Proloog

In de Proloog vind je bronverwijzingen 1 tot en met 7. Hieronder is de volledige proloog van GELOOF DE HYPE! gepubliceerd inclusief alle bronnen.


This is I Bet You Look Good on the Dancefloor
Don’t believe the hype

Ik kan me de legendarische woorden van Arctic Monkeys-frontman Alex Turner nog goed herinneren. Hij bracht ze met zijn karakteristieke Yorkshire-accent, ver voordat hij metamorfoses onderging als snelle rocker met achterovergekamd haar of als jazz-performer met casual colbert. Het was een van de eerste televisieoptredens van de Arctic Monkeys, later gebruikt als videoclip van hun allereerste single I Bet You Look Good on the Dancefloor. De videoclip is geïnspireerd op Last Nite van The Strokes. De wegen van de Arctic Monkeys en The Strokes zouden elkaar nog vaak kruisen.
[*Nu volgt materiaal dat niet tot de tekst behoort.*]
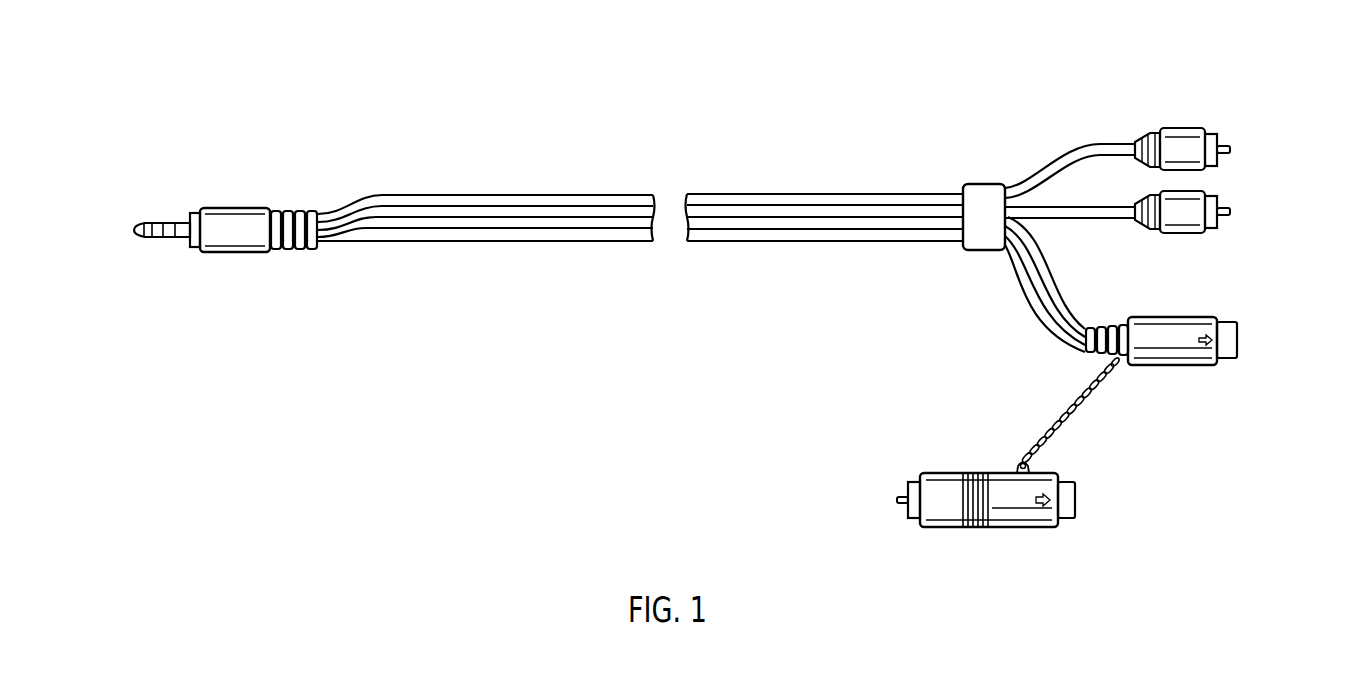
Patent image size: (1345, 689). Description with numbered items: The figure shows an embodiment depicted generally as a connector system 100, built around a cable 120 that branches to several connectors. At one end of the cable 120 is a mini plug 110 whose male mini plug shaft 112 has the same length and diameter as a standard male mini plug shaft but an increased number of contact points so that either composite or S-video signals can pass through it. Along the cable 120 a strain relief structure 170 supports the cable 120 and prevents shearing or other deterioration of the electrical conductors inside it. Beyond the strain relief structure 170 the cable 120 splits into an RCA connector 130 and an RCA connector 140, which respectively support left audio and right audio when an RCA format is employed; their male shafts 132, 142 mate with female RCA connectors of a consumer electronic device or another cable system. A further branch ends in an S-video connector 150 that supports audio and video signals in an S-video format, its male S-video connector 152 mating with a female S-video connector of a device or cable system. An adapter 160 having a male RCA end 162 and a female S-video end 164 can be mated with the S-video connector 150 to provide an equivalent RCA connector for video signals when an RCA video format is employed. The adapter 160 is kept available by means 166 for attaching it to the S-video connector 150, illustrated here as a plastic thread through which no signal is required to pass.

The connector system 100 is at (717, 72).
The mini plug 110 is at (236, 230).
The male mini plug shaft 112 is at (134, 228).
The cable 120 is at (500, 218).
The RCA connector 130 is at (1200, 158).
The male shaft 132 is at (1231, 150).
The RCA connector 140 is at (1195, 230).
The male shaft 142 is at (1231, 211).
The S-video connector 150 is at (1173, 345).
The male S-video connector 152 is at (1238, 340).
The adapter 160 is at (1018, 518).
The male RCA end 162 is at (898, 498).
The female S-video end 164 is at (1076, 487).
The means for attaching 166 is at (1052, 428).
The strain relief structure 170 is at (982, 188).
Alex Turner zou de woorden “don’t believe the hype” vaker in zijn mond nemen, ongetwijfeld afgekeken van de broertjes Gallagher. De evengoed gehypte Noord-Britten riepen deze woorden tijdens een radioshow op BBC 5 in 1993, wat ontaardde in een chaotische sessie (W3), nog ver voordat chaos het handelsmerk van Oasis zou worden. Het was geen geheim dat Turner zijn inspiratie haalde uit Oasis’ werk: al op de lagere school imiteerde hij met boezemvriend Matt Helders het nummer Morning Glory van Oasis (bron). Dat de gebroeders Gallagher met Morning Glory een ochtenderectie bedoelden, was de onschuldige basisscholieren vast ontgaan. Samen luisterden Turner en Helders vooral naar hiphop, zoals Public Enemy’s single Don’t Believe The Hype.
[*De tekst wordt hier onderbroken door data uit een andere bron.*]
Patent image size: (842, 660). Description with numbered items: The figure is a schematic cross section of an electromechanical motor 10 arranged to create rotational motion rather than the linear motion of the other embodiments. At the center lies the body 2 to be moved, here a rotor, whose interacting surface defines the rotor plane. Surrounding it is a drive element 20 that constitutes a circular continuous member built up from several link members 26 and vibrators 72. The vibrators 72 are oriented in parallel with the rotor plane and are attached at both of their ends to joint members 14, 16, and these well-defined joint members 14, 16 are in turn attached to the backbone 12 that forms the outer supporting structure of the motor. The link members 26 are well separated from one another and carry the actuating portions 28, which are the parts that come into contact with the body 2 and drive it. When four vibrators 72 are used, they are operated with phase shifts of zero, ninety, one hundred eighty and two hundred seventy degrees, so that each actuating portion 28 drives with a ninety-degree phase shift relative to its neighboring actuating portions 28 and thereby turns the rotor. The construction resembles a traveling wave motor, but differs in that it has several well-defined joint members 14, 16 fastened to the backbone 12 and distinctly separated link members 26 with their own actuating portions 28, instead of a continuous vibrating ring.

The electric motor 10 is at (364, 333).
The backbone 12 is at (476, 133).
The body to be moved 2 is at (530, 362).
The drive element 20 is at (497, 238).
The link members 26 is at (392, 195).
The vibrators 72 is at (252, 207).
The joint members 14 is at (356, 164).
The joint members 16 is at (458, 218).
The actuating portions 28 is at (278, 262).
Luister de betreffende passage op 10:10 minuten

Of je erin geloofde of niet, de Arctic Monkeys waren een hype, mede gecreëerd door hunzelf omdat zij online marketing uitvonden ver voordat snelle reclamejongens erover spraken. Ze kregen echter ook een duwtje in de rug van de hunkerende Britse muziekpers. Hetzelfde lot overkwam Oasis, die tien jaar eerder aan de wieg stonden van de britpop. Oasis had de weg vrijgemaakt voor Britse poprock met een plat Noord-Engels accent. De liefde voor Oasis zou nooit verwateren bij Alex Turner. In 2013, toen de Arctic Monkeys voor de tweede keer headliner waren op Glastonbury, eindigde Turner het nummer Mardy Bum met de woorden “at least not today”, gekopieerd van de laatste woorden van Oasis’ monsterhit Don’t Look Back In Anger (W5).
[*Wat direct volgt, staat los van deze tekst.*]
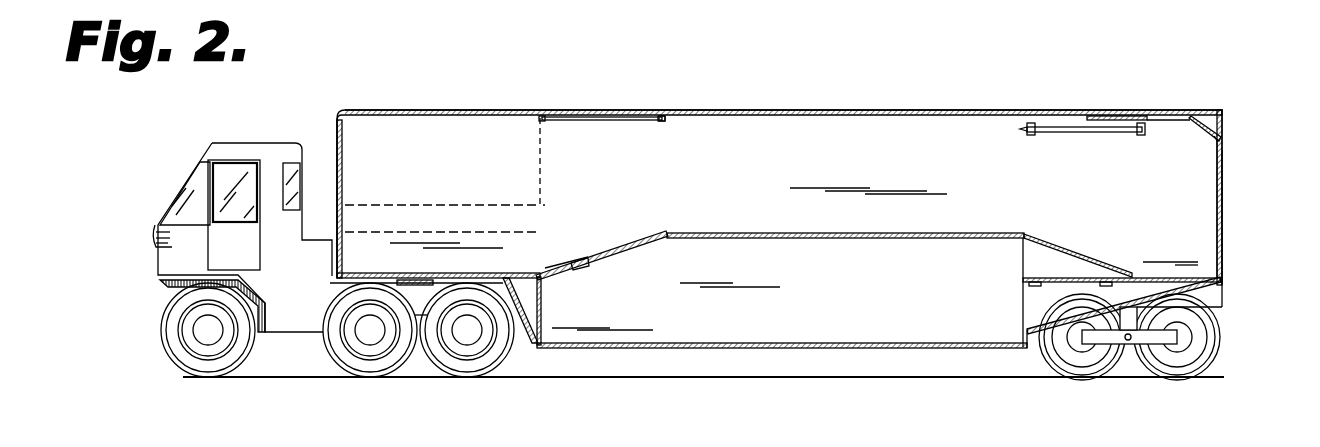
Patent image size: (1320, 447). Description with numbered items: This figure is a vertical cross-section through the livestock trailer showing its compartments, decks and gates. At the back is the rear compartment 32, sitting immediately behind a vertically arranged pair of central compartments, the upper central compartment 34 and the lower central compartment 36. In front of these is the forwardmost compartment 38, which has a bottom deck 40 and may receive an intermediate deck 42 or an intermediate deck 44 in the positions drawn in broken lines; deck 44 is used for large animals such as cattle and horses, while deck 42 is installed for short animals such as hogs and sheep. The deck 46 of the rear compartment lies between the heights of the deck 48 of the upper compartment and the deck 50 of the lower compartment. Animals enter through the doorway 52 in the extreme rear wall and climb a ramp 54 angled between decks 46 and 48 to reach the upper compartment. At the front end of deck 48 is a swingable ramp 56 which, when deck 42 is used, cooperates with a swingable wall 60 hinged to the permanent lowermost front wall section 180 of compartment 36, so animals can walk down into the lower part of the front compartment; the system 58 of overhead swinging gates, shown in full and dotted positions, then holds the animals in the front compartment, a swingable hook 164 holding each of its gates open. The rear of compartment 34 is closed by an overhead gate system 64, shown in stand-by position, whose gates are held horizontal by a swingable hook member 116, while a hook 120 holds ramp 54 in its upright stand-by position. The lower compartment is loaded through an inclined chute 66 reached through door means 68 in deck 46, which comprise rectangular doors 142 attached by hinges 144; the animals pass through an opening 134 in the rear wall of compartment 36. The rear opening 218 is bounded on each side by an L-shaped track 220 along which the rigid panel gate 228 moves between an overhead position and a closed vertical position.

The rear compartment 32 is at (1200, 253).
The upper central compartment 34 is at (760, 132).
The lower central compartment 36 is at (758, 326).
The forwardmost compartment 38 is at (375, 127).
The bottom deck 40 is at (487, 276).
The intermediate deck 42 is at (448, 205).
The intermediate deck 44 is at (383, 232).
The deck of rear compartment 46 is at (1142, 275).
The deck of upper central compartment 48 is at (798, 233).
The deck of lower central compartment 50 is at (850, 332).
The doorway 52 is at (1198, 131).
The ramp 54 is at (1077, 253).
The swingable ramp 56 is at (602, 250).
The system of overhead swinging gates 58 is at (635, 122).
The swingable wall 60 is at (555, 273).
The overhead gate system 64 is at (1095, 136).
The inclined chute 66 is at (1035, 328).
The door means 68 is at (1060, 275).
The swingable hook member 116 is at (1144, 136).
The hook 120 is at (1034, 136).
The opening 134 is at (1040, 298).
The rectangular doors 142 is at (1107, 284).
The hinges 144 is at (1026, 282).
The swingable hook 164 is at (660, 121).
The lowermost front wall section 180 is at (543, 315).
The rear opening 218 is at (1209, 200).
The track 220 is at (1217, 220).
The gate 228 is at (1213, 141).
Luister naar de Oasis-quote op 4:28 minuten

Ruim vijftig jaar voor de Arctic Monkeys was er een andere Noord-Britse band die flink werd gehyped. Het waren The Beatles uit Liverpool die zorgden voor de opkomst van de Merseybeat en Britmania. Zij geloofden de hype overigens wél, getuige deze opmerking van John Lennon uit 1966: “We’re more popular than Jesus now. I don’t know which will go first – rock ’n’ roll or Christianity” (B??). Andere Britse bands die later zorgden voor hypes waren de Sex Pistols en Joy Division. Zij worden in een adem genoemd met de opkomst en levensstijl van respectievelijk punk en postpunk. De Sex Pistols en Joy Division werden ook gehyped, maar dan vooral met dank aan hun bevlogen managers. Managers zoals iedere band ze wenst en tegelijkertijd managers zoals geen enkele band ze wenst. De overeenkomst tussen de beschreven bands en de managers Malcolm McLaren en Tony Wilson was dat ze niet wegkeken van problemen in de wereld. Ze waren tegen het systeem en dat zorgde voor een voedingsbodem van boosheid en creativiteit.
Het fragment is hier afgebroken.